The court held that, if it considered the acquitted counts by themselves, collateral estoppel would bar retrial. But the Fifth Circuit case of United States v. Larkin "requires that we consider mistried counts in our collateral estoppel analysis; and, in particular, under Larkin, the presence of mistried counts diminishes the likelihood that, in acquitting defendants on related counts, the jury made a factual determination that bars a retrial."

Viewed through that lens, the court held that Yeager failed to carry his burden. Without going into the tedious details here, just understand that the court concluded that there were four possible explanations for the jury's decision. Two of those scenarios necessarily involved findings that would collaterally estop the Government from pursuing the new charges, and two of those scenarios would not. Because it was impossible to tell which one of those scenarios happened in this case, the court found that collateral estoppel did not bar retrial on the new charges.

In sticking to Larkin, the court rejected the Government's argument for an extension of the Supreme Court's decision in United States v. Powell, which bars the application of collateral estoppel when there are inconsistent verdicts. A number of other circuits have held that Powell doesn't apply in this situation: because there could be a number of reasons why a jury acquitted on some counts and hung on others, there is not necessarily any inconsistency present.

And that's where the circuit split comes in. The court says it agrees with these other circuits to the extent that "it is impossible to discern definitively why a jury hung. Therefore, we also reject the Government's argument because it requires us to necessarily find an inconsistency where one may not exist." But those courts apparently, for whatever reasons, "ignored the mistried counts after they determined that Powell does not apply. Because our precedent dictates that we weigh mistried counts, however, we cannot do the same."

This sure looks like a circuit split, but it's hard to say for sure. The opinion notes that "[w]e can only speculate as to why our sister circuits did not also consider the mistried counts in its analysis under Ashe. While our precedent requires us to weigh mistried counts in determining whether collateral estoppel applies under the Ashe framework, the other circuits may not be similarly bound by their precedent."
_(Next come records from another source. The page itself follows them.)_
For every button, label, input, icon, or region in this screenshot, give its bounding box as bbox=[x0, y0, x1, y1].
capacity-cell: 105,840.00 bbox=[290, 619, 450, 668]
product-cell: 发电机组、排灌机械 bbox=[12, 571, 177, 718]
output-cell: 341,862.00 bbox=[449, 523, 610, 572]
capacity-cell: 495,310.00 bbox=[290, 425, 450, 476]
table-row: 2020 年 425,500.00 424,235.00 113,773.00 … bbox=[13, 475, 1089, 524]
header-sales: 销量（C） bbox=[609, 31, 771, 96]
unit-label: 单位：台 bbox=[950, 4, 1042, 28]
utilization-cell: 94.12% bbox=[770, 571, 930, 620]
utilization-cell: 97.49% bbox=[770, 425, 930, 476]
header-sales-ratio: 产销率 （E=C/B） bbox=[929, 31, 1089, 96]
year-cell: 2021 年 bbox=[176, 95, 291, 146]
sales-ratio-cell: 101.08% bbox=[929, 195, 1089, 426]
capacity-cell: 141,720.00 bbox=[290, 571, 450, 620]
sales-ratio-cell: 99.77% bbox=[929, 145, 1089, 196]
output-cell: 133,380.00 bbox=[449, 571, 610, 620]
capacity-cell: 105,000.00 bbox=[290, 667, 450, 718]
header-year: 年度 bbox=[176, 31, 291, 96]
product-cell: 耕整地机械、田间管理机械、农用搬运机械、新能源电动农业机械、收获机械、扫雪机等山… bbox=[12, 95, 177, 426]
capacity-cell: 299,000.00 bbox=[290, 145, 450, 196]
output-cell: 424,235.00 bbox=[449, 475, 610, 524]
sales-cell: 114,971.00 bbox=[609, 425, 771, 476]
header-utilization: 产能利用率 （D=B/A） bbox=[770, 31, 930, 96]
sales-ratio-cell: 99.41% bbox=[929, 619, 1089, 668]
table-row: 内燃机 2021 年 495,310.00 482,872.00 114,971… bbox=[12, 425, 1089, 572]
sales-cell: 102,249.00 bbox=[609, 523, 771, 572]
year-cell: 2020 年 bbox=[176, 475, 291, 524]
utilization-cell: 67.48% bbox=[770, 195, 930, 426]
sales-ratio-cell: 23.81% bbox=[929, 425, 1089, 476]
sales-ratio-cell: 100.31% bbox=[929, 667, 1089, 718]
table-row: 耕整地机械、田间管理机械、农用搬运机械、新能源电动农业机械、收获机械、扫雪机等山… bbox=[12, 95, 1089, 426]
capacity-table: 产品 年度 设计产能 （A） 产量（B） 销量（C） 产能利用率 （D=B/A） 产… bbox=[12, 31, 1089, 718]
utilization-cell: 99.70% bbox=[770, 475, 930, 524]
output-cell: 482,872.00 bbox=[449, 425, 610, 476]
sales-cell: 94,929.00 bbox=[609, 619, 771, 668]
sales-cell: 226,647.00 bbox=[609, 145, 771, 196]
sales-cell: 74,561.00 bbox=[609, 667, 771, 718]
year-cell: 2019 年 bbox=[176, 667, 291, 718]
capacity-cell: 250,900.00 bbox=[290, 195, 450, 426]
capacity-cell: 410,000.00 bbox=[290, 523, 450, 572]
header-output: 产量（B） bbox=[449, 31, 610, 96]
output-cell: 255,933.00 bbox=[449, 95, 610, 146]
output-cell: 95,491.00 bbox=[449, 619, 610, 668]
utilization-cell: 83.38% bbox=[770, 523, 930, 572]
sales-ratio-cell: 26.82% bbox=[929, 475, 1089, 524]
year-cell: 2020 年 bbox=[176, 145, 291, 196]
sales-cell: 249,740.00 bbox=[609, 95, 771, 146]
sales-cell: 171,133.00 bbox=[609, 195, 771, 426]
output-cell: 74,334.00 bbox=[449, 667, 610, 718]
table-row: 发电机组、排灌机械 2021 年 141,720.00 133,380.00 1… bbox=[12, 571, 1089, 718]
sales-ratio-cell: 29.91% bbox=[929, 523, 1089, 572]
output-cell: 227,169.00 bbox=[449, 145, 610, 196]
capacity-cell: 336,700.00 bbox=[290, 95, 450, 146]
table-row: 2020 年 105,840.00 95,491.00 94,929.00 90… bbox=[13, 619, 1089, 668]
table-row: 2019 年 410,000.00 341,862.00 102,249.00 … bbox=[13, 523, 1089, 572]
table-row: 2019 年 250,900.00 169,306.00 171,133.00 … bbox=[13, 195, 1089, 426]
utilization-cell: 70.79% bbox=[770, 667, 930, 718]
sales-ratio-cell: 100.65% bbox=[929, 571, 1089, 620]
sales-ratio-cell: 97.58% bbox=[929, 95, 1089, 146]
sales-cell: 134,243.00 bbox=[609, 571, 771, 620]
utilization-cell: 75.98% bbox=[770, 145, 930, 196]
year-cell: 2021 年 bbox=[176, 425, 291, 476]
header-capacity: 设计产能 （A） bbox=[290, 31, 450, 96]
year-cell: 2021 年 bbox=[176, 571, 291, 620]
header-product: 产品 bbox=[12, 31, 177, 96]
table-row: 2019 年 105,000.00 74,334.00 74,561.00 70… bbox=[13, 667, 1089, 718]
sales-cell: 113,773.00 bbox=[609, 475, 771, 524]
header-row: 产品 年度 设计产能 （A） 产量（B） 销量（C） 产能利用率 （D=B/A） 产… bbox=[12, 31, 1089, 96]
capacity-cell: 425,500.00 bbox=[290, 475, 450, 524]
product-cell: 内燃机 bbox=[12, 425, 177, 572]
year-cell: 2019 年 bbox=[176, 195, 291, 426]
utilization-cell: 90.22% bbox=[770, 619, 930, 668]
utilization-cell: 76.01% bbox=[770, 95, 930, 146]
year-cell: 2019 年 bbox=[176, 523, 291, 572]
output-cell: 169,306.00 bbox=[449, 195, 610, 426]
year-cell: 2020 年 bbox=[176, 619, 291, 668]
Nevertheless, this case looks like a likely candidate for a cert petition. In fact, without having read those other circuits' decisions, I'll go out on a limb and say this is a likely candidate for a cert grant. Not only because of the apparent circuit split, but also because it's an interesting question and because the Government hasn't fared well on appeal with its Enron/Arthur Andersen prosecutions. Just remember, you heard it here first. (Unless someone else has already predicted this, which wouldn't surprise me.)